Sparrow didn’t grow up in a rich-ish part of Oakland, but her folks live in one now. Oh, let me clarify something. People who don’t live anywhere near the Bay Area sometimes assume Oakland is like Bartertown or something. It’s not. Oakland is huge, and it’s like LA or Chicago or DC or Brooklyn. There are sketchy parts, and gorgeous parts with multi-million dollar mansions. Unlike New York, though, the ghetto goes on for larger stretches, and the bourgie areas are bigger. It isn’t like a checkerboard, block by block, with abandominums across from co-ops across from the projects across from brownstones. You can drive everywhere and not see really poor people–or really rich ones–if you don’t want to.
So I was walking up to her folks’ house for the baby shower last Sunday, and a car pulled up to me. In it were two gentlemen who were lost and needed directions. This doesn’t happen that much in this day and age; most people have phones that tell them where to go. They don’t need your help.
What also made this encounter unusual were the two people in the car. They were young Black men, and they were a little sketched out to be lost in that neighborhood. I don’t blame them. There’s only so much aimless driving around certain people can do in a neighborhood like that before they get stopped by the cops. I think I might have been the first colored person they saw, actually, and that’s why they asked me for help.

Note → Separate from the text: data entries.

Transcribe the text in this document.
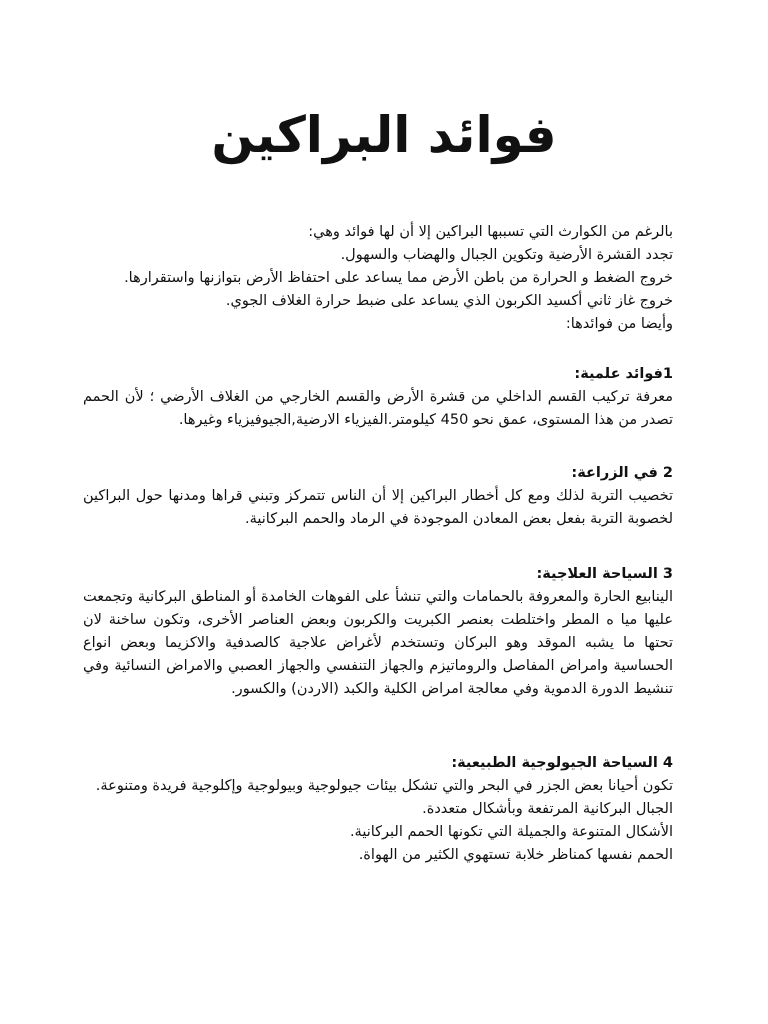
فوائد البراكين

بالرغم من الكوارث التي تسببها البراكين إلا أن لها فوائد وهي:

تجدد القشرة الأرضية وتكوين الجبال والهضاب والسهول.

خروج الضغط و الحرارة من باطن الأرض مما يساعد على احتفاظ الأرض بتوازنها واستقرارها.

خروج غاز ثاني أكسيد الكربون الذي يساعد على ضبط حرارة الغلاف الجوي.

وأيضا من فوائدها:

1فوائد علمية:

معرفة تركيب القسم الداخلي من قشرة الأرض والقسم الخارجي من الغلاف الأرضي ؛ لأن الحمم تصدر من هذا المستوى، عمق نحو 450 كيلومتر.الفيزياء الارضية,الجيوفيزياء وغيرها.

2 في الزراعة:

تخصيب التربة لذلك ومع كل أخطار البراكين إلا أن الناس تتمركز وتبني قراها ومدنها حول البراكين لخصوبة التربة بفعل بعض المعادن الموجودة في الرماد والحمم البركانية.

3 السياحة العلاجية:

الينابيع الحارة والمعروفة بالحمامات والتي تنشأ على الفوهات الخامدة أو المناطق البركانية وتجمعت عليها ميا ه المطر واختلطت بعنصر الكبريت والكربون وبعض العناصر الأخرى، وتكون ساخنة لان تحتها ما يشبه الموقد وهو البركان وتستخدم لأغراض علاجية كالصدفية والاكزيما وبعض انواع الحساسية وامراض المفاصل والروماتيزم والجهاز التنفسي والجهاز العصبي والامراض النسائية وفي تنشيط الدورة الدموية وفي معالجة امراض الكلية والكبد (الاردن) والكسور.

4 السياحة الجيولوجية الطبيعية:

تكون أحيانا بعض الجزر في البحر والتي تشكل بيئات جيولوجية وبيولوجية وإكلوجية فريدة ومتنوعة.

الجبال البركانية المرتفعة وبأشكال متعددة.

الأشكال المتنوعة والجميلة التي تكونها الحمم البركانية.

الحمم نفسها كمناظر خلابة تستهوي الكثير من الهواة.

What I feel bad about is it took me until today to realize that I was very helpful, but I gave them useless directions! Oh yeah, I got them back onto Broadway, but I realize now they were trying to go to an address that does not exist. There is no Broadway & 110th Street in Oakland. That’s in Neverland, dude. So no, the numbers never do get higher. I did send them back to where the Black folk are, which is what they wanted, but after 51st, I think the numbers just kind of stop. I think that’s where Broadway hits College and the street names begin, and soon it’s the end of Broadway.
So I have no way of apologizing to them. I suppose I could place a Missed Connection on Craigslist. But I got all excited about being helpful, and it didn’t help that they were both very handsome. The helpful useless person in my family’s vernacular is called “Helpful Jones.” I’m not sure why. We say it either very derisively or as if that person is a superhero. Helpful Jones means well, but is an idiot. Sit down, Helpful Jones. You alphabetize everything under “T” if it starts with the word “The.”
So beware of me, especially if you’re handsome, anxious, out-of-place, and bewildered. I will not help. Oh, I’ll try, and I’ll sound confident, but I’ll just give you misinformation that’s almost correct, which is kind of worse that just flat-out wrong stuff. Then you might be tempted to think I’m right for some time. You may actually follow my lead for ten minutes and get even more lost.
Sorry, my friends. I hope you found someone with a clue.